Roth in fact succeeds most in the demise of Lorna, the nerd who's bumped off half-way through. In the sort of scene that would have given James Ferman a heart attack, she's hung-upside down naked while the woman who's paid to kill her enters, strips off and lays beneath her in a sort of bath, before using a scythe to first scratch and then rip apart her prey's skin, resulting in a shower of blood not seen since Carrie. It's undoubtedly the sort of scene that fits the bill for torture-porn, yet it's carried off with such panache that you almost feel the blade against scraping against your own skin. Very few of the other attempts in the genre have come close to creating such an excellent set-piece, both scary and satisfying. It's perhaps worth mentioning that during the video nasties moral panic the case of SS Experiment Camp featured a woman half-naked upside down on a cross, which caused more outrage than perhaps the actual content of the film itself did; things, it seems, have quite rightly moved on.

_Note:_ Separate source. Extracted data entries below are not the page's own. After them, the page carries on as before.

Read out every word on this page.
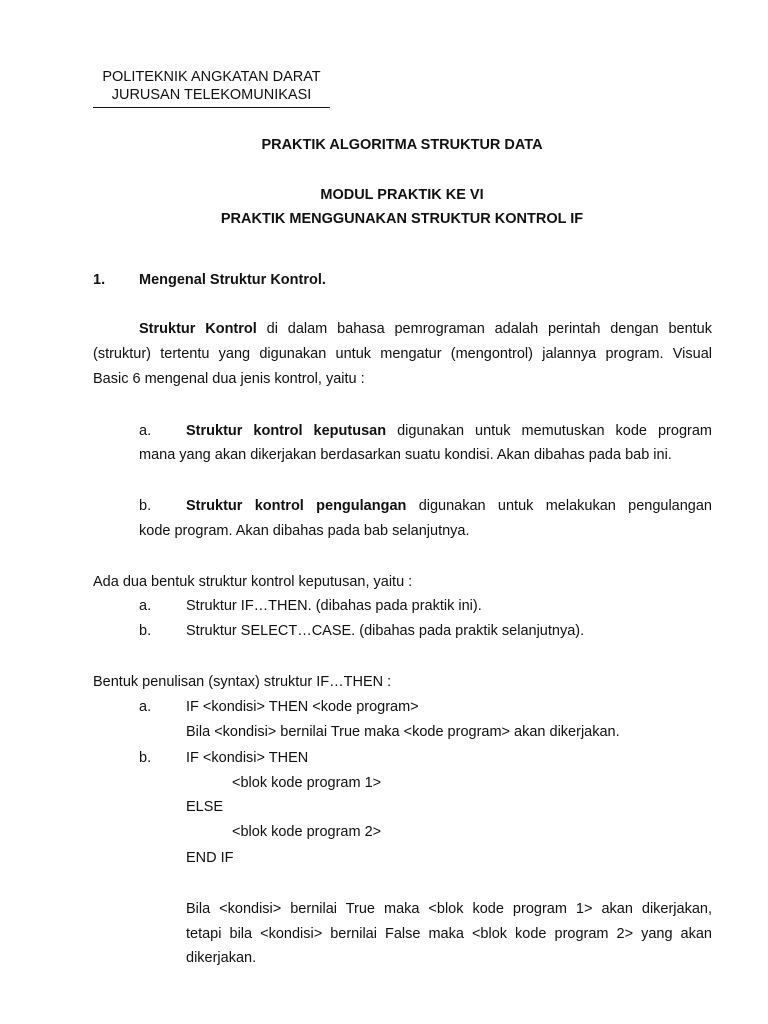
POLITEKNIK ANGKATAN DARAT
JURUSAN TELEKOMUNIKASI
PRAKTIK ALGORITMA STRUKTUR DATA
MODUL PRAKTIK KE VI
PRAKTIK MENGGUNAKAN STRUKTUR KONTROL IF
1. Mengenal Struktur Kontrol.
Struktur Kontrol di dalam bahasa pemrograman adalah perintah dengan bentuk
(struktur) tertentu yang digunakan untuk mengatur (mengontrol) jalannya program. Visual
Basic 6 mengenal dua jenis kontrol, yaitu :
a. Struktur kontrol keputusan digunakan untuk memutuskan kode program
mana yang akan dikerjakan berdasarkan suatu kondisi. Akan dibahas pada bab ini.
b. Struktur kontrol pengulangan digunakan untuk melakukan pengulangan
kode program. Akan dibahas pada bab selanjutnya.
Ada dua bentuk struktur kontrol keputusan, yaitu :
a. Struktur IF…THEN. (dibahas pada praktik ini).
b. Struktur SELECT…CASE. (dibahas pada praktik selanjutnya).
Bentuk penulisan (syntax) struktur IF…THEN :
a. IF <kondisi> THEN <kode program>
Bila <kondisi> bernilai True maka <kode program> akan dikerjakan.
b. IF <kondisi> THEN
<blok kode program 1>
ELSE
<blok kode program 2>
END IF
Bila <kondisi> bernilai True maka <blok kode program 1> akan dikerjakan,
tetapi bila <kondisi> bernilai False maka <blok kode program 2> yang akan
dikerjakan.
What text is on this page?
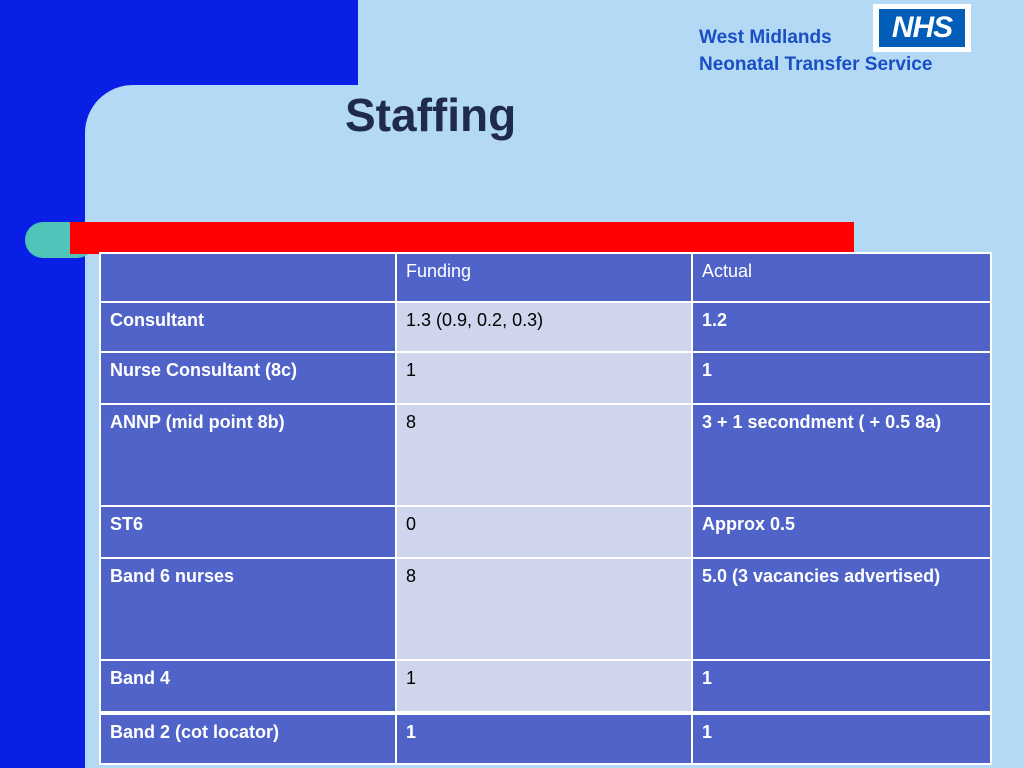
West Midlands
Neonatal Transfer Service
NHS
Staffing
	Funding	Actual
Consultant	1.3 (0.9, 0.2, 0.3)	1.2
Nurse Consultant (8c)	1	1
ANNP (mid point 8b)	8	3 + 1 secondment ( + 0.5 8a)
ST6	0	Approx 0.5
Band 6 nurses	8	5.0 (3 vacancies advertised)
Band 4	1	1
Band 2 (cot locator)	1	1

Nothing else quite comes close to equalling that, but the cinematography is splendid throughout. The extended budget over the original shows, with many more full shots showcasing the well-chosen locations, and Roth certainly maturing as a film-maker. Unlike most recent Hollywood efforts, the frenetic steadicam shots are kept to a minimum, and the film is far better for it. Keeping with the spirit of the first, where the aforementioned Miike made a daft cameo, this time round we have Edwige Fenech, the Italian starlet who featured in many 70s sex comedies and giallos making an appearance, still looking stunning, with Ruggero Deodato, director of the notorious Cannibal Holocaust, a film far, far better than this one, living up to his reputation by playing err, a cannibal.

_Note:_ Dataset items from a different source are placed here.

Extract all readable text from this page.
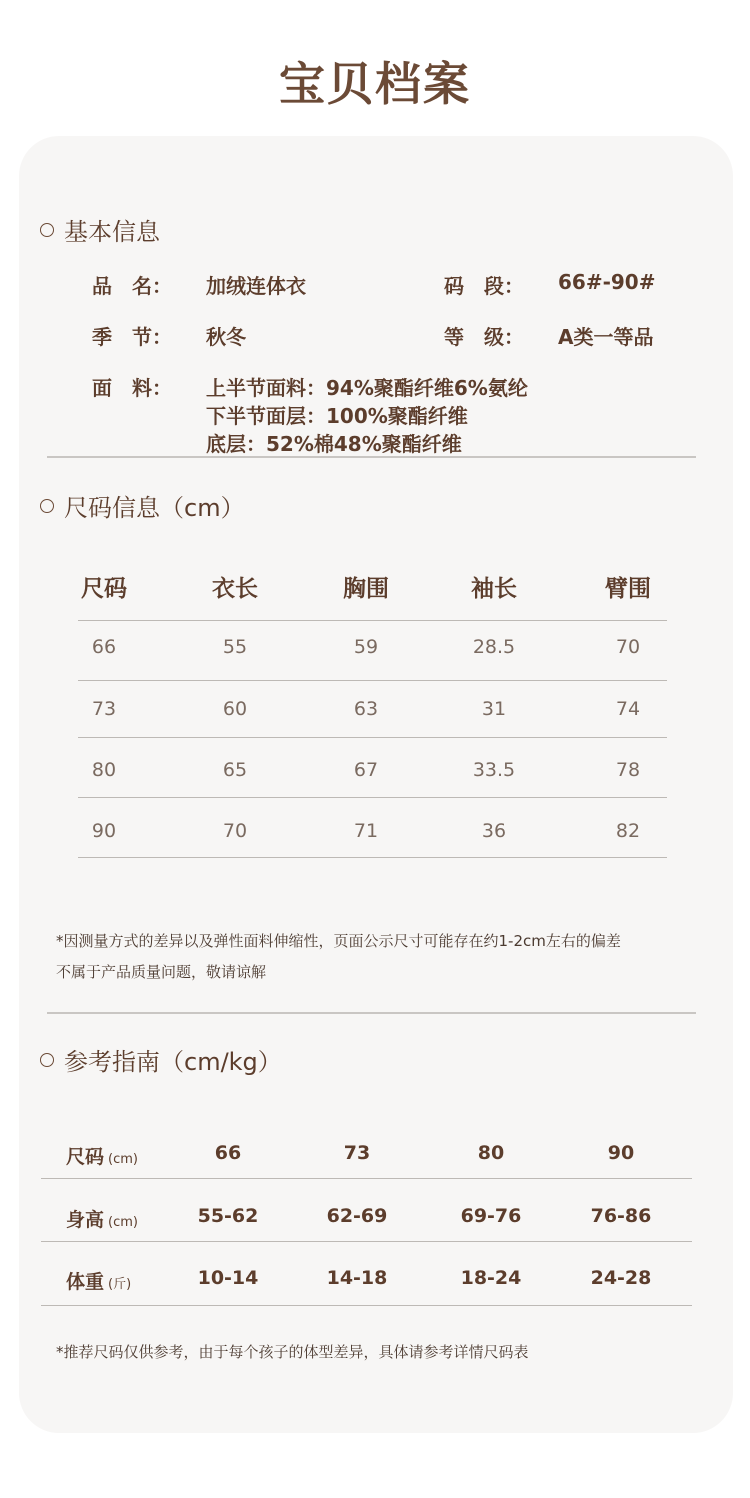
宝贝档案
基本信息
品　名： 加绒连体衣	码　段： 66#-90#
季　节： 秋冬	等　级： A类一等品
面　料： 上半节面料：94%聚酯纤维6%氨纶
下半节面层：100%聚酯纤维
底层：52%棉48%聚酯纤维
尺码信息（cm）
尺码	衣长	胸围	袖长	臂围
66	55	59	28.5	70
73	60	63	31	74
80	65	67	33.5	78
90	70	71	36	82
*因测量方式的差异以及弹性面料伸缩性，页面公示尺寸可能存在约1-2cm左右的偏差
不属于产品质量问题，敬请谅解
参考指南（cm/kg）
尺码 (cm)	66	73	80	90
身高 (cm)	55-62	62-69	69-76	76-86
体重 (斤)	10-14	14-18	18-24	24-28
*推荐尺码仅供参考，由于每个孩子的体型差异，具体请参考详情尺码表
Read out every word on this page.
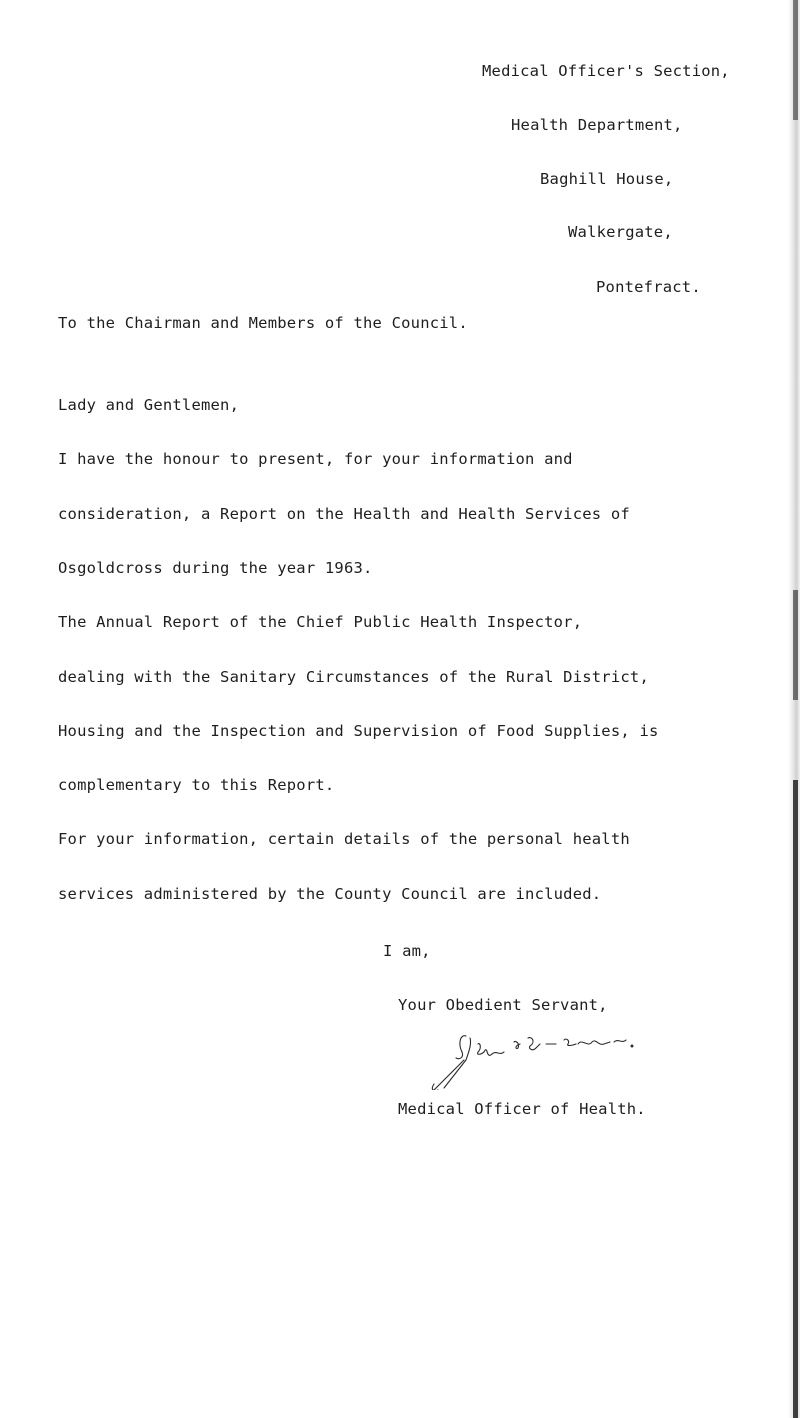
Medical Officer's Section,
Health Department,
Baghill House,
Walkergate,
Pontefract.
To the Chairman and Members of the Council.
Lady and Gentlemen,
I have the honour to present, for your information and
consideration, a Report on the Health and Health Services of
Osgoldcross during the year 1963.
The Annual Report of the Chief Public Health Inspector,
dealing with the Sanitary Circumstances of the Rural District,
Housing and the Inspection and Supervision of Food Supplies, is
complementary to this Report.
For your information, certain details of the personal health
services administered by the County Council are included.
I am,
Your Obedient Servant,
Medical Officer of Health.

While by no means perfect, Hostel Part II is certainly worth a look. The misogyny is gone, much more attention has been paid to the characterisation and the blood-letting, as it is, is far improved. The only real clanging scenes are one in which a load of severed heads, including Paxton's, are discovered by Beth in Sacha's wardrobe, and the train scenes involving an attempt by Beth and Whitney to score drugs, although it provides a rather weak echo for the film's conclusion. It doesn't come close to the tension and dread in Wolf Creek for example, or the sheer brilliance of Haute Tension, but no longer can it be said that Roth is just going through the motions.